The Federal Anti-Kickback Statute prohibits offering or paying anything of value to induce referrals of items or services covered by Medicare and other federally funded programs. The statute is intended to ensure that medical providers’ judgments are not compromised by improper financial incentives.

The settlement announced today resolves allegations that from Jan. 1, 2014, through Dec. 31, 2022, Innovasis provided improper remuneration to seventeen orthopedic surgeons and neurosurgeons to induce them to use Innovasis spinal implants, devices and other equipment in medical procedures the physicians performed on Medicare beneficiaries, in violation of the Anti-Kickback Statute.

The improper remuneration was allegedly provided in the form of consulting fees, intellectual property acquisition and licensing fees, registry payments and performance shares in Innovasis, as well as travel to a luxury ski resort, lavish dinners and holiday parties for surgeons, their office staff and family members.

For example, Innovasis allegedly paid physicians for consulting services at rates far in excess of fair market value or, in some cases, for work that was never actually performed.

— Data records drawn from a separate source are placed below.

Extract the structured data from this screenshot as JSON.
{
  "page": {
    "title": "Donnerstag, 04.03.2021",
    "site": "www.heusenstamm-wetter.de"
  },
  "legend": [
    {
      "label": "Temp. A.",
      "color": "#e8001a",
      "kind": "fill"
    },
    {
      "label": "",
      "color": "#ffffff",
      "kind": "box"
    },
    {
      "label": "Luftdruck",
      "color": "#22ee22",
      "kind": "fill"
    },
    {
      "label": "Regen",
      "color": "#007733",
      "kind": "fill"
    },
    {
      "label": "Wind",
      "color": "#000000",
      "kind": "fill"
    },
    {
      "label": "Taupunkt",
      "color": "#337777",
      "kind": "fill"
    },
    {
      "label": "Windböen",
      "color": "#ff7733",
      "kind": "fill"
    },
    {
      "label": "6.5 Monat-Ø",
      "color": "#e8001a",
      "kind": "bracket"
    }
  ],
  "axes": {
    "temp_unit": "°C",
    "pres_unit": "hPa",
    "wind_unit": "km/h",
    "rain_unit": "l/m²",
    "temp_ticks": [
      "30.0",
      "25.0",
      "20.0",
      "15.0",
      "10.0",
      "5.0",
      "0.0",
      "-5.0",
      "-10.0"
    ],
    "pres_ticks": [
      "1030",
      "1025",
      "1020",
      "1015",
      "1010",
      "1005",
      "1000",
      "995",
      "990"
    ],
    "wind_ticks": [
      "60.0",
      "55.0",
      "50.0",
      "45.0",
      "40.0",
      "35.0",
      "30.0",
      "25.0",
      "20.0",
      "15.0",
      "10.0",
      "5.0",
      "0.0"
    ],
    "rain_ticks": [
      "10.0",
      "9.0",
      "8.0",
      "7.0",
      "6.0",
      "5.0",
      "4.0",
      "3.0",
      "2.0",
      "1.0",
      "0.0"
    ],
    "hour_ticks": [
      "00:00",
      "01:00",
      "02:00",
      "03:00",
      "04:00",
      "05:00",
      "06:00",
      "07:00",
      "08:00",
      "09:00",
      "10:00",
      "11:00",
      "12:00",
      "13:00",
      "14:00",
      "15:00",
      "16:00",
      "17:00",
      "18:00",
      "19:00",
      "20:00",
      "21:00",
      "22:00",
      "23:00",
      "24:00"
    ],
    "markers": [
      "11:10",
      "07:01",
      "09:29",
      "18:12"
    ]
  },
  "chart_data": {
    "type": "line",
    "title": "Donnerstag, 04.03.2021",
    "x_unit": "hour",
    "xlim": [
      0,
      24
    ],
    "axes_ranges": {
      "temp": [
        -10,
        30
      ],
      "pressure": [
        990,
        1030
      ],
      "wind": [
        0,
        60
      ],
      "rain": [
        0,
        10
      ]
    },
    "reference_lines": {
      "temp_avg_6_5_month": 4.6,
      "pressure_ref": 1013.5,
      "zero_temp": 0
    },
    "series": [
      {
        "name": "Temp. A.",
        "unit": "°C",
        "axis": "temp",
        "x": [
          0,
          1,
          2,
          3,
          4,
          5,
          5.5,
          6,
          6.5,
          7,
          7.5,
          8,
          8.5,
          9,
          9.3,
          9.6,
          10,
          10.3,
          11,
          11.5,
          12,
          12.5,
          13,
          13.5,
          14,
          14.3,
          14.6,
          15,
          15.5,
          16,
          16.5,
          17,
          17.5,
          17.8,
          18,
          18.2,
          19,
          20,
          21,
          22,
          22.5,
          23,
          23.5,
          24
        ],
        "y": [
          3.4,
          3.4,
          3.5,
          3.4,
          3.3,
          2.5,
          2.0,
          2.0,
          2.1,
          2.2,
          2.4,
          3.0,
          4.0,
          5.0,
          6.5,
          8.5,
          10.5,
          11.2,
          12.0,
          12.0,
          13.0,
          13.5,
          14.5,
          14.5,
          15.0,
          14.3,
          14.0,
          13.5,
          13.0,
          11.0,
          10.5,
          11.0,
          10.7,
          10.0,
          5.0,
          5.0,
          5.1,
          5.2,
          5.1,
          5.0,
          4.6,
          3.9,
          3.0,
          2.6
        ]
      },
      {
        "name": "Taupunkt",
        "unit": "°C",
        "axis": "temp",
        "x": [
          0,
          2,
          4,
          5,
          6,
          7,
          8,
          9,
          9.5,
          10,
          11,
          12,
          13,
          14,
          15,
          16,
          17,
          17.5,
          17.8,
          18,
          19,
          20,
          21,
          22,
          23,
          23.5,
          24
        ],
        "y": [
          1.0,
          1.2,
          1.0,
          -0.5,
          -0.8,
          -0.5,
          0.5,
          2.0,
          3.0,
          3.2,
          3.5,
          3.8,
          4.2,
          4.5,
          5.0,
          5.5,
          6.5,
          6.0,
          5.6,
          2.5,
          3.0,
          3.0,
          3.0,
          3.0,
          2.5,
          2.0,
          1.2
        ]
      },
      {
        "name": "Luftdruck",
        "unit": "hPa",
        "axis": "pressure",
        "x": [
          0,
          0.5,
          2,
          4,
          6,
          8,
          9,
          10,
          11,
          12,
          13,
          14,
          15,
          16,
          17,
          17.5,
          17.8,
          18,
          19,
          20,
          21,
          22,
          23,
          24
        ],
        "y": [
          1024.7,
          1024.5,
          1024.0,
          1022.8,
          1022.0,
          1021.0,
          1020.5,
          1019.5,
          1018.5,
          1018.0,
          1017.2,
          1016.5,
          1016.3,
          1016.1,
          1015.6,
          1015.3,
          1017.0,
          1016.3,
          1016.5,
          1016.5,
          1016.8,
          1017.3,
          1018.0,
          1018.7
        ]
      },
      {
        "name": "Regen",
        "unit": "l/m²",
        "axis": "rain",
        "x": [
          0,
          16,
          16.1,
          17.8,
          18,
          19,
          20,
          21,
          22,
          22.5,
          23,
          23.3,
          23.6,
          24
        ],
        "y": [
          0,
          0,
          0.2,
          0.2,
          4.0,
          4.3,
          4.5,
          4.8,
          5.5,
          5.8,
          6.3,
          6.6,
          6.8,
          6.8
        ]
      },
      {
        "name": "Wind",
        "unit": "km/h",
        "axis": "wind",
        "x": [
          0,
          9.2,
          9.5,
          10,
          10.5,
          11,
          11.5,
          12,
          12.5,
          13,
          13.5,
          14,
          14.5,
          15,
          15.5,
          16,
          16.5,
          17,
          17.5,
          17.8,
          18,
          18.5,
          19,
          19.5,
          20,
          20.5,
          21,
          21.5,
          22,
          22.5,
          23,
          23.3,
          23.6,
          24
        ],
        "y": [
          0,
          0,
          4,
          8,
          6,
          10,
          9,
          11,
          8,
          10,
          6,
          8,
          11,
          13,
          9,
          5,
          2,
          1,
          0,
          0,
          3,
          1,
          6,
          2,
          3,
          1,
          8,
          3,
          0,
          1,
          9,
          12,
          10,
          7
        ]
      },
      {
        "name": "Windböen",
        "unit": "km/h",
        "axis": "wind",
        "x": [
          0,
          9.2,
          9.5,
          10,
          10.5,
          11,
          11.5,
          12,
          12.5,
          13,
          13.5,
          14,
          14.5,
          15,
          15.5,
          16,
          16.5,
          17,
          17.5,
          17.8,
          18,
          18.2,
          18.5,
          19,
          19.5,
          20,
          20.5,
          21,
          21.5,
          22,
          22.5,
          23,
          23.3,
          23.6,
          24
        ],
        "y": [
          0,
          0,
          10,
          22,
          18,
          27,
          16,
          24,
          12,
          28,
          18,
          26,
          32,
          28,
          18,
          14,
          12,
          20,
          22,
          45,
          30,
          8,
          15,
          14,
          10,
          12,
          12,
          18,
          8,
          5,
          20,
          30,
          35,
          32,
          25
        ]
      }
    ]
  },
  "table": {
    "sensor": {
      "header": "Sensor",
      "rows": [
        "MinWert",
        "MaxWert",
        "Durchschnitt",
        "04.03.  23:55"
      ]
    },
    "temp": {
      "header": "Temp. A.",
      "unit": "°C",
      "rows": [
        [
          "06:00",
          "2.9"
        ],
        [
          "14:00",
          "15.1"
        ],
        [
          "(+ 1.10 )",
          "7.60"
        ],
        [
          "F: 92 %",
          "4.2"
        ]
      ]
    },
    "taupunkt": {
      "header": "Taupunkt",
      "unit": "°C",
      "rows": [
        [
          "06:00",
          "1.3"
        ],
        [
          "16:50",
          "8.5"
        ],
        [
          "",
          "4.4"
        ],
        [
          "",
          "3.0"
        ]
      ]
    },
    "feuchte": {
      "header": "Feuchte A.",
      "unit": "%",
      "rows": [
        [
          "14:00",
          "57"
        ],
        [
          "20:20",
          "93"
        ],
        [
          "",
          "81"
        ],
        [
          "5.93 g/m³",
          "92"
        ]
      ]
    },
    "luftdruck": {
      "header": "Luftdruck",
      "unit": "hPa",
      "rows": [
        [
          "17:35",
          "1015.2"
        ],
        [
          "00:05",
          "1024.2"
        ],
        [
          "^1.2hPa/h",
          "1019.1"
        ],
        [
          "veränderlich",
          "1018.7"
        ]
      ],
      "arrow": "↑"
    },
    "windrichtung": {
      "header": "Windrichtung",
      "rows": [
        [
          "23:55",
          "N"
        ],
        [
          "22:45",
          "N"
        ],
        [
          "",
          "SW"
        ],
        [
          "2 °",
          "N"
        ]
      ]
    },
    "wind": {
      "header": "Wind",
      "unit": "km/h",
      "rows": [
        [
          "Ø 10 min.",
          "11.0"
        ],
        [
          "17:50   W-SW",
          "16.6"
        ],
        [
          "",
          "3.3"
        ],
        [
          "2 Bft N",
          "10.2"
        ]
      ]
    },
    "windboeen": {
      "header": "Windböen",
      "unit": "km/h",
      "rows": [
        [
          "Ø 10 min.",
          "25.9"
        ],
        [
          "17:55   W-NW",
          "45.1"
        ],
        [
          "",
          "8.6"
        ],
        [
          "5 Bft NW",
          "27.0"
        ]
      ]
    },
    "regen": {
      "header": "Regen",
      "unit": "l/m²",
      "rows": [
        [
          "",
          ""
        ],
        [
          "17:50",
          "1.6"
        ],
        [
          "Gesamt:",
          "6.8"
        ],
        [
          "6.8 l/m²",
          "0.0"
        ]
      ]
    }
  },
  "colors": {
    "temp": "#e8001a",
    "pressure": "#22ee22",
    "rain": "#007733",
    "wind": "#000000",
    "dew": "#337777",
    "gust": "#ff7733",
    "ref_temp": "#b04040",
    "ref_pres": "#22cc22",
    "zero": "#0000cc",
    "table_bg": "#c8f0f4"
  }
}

Similarly, the company allegedly paid physicians far in excess of fair market value to acquire or license purported intellectual property for which Innovasis never obtained any valuation prior to purchase and thereafter never used for meaningful product development. Innovasis also paid physicians to attend a company-sponsored conference held at a luxury resort in Deer Valley, Utah, which included the cost of travel, lodging and high-end meals, among other things.

During the relevant period, Brent Felix, along with his brother Garth Felix, allegedly controlled or otherwise directed Innovasis’s operations, strategic decisions, and the agreements with surgeons who allegedly received improper remuneration from Innovasis.